Dongyang Zhao, Guoyong Su, Gang Cheng, Pengyu Wang, Wei Chen
Journal of Electronic Imaging, Vol. 34, Issue 01, 013010, (January 2025) https://doi.org/10.1117/1.JEI.34.1.013010
TOPICS: Inspection, Mining, Head, Land mines, Target detection, Detection and tracking algorithms, Feature fusion, Feature extraction, Mathematical optimization, Inspection equipment
Aiming at problems of key target inspection perception caused by harsh factors, such as high dust and fog, uneven illumination, mixed arrangement, and cross-scale variation of personnel-equipment elements in coal mine complex operation scenes, an inspection perception method of coal mining and excavating face based on machine vision is proposed. First, taking the YOLOv5s algorithm as the baseline model, the C3-DRES feature extraction module incorporating the dual attention mechanism and dual residual structure, the cross-layer dense connection and cross-scale connection (CDS-FFN) feature fusion network based on cross-layer dense connection and cross-scale connection, and the task-specific context decoupling head are designed to construct the coal mine complex inspection scene key objective detection network (CMCIS-Net). Second, based on the coal mine complex scene data set, the performance verification experiment of optimization strategies, ablation experiment, and comparison experiment are carried out, and the CMCIS-Net is deployed to the visual perception terminal platform of the inspection robot, to test the detection performance of the inspection robot on equipment and personnel.

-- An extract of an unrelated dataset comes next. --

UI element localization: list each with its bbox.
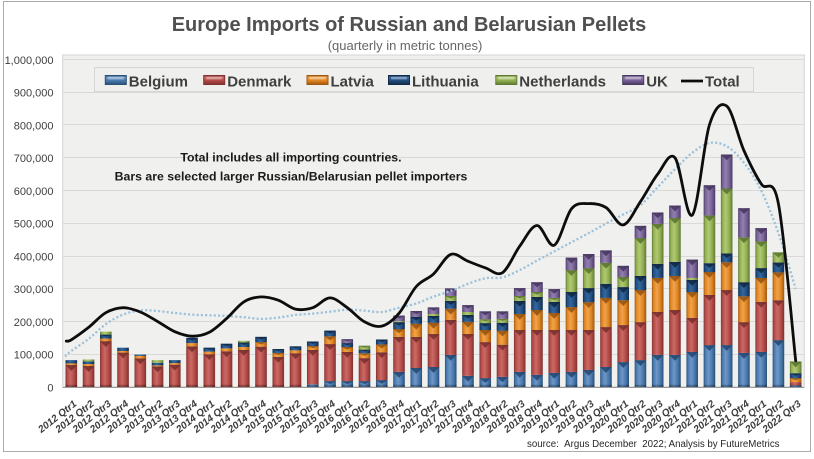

The experimental results show that in the complex operation scenes of coal mine, the three optimization strategies of C3-DRES, CDS-FFN, and task-specific context decoupling head effectively improve the target feature region focus and feature information fusion ability of the network and reduce the classification and positioning loss, to increase the detection accuracy of the network by 1.4%, 1.6%, and 1.9%, respectively; the detection accuracy of CMCIS-Net reaches 95.0%, which is 4.9% higher than that of the YOLOv5s algorithm, and compared with the eight mainstream target detection algorithms of SSD–YOLOv9c, CMCIS-Net has the best detection performance; on the vision control board, the real-time detection speed and inference time of CMCIS-Net reach 36.3 frames/s and 26.3 ms, and the detection accuracy of all targets is above 90.0%, which can realize the stable identification and accurate positioning of equipment and personnel.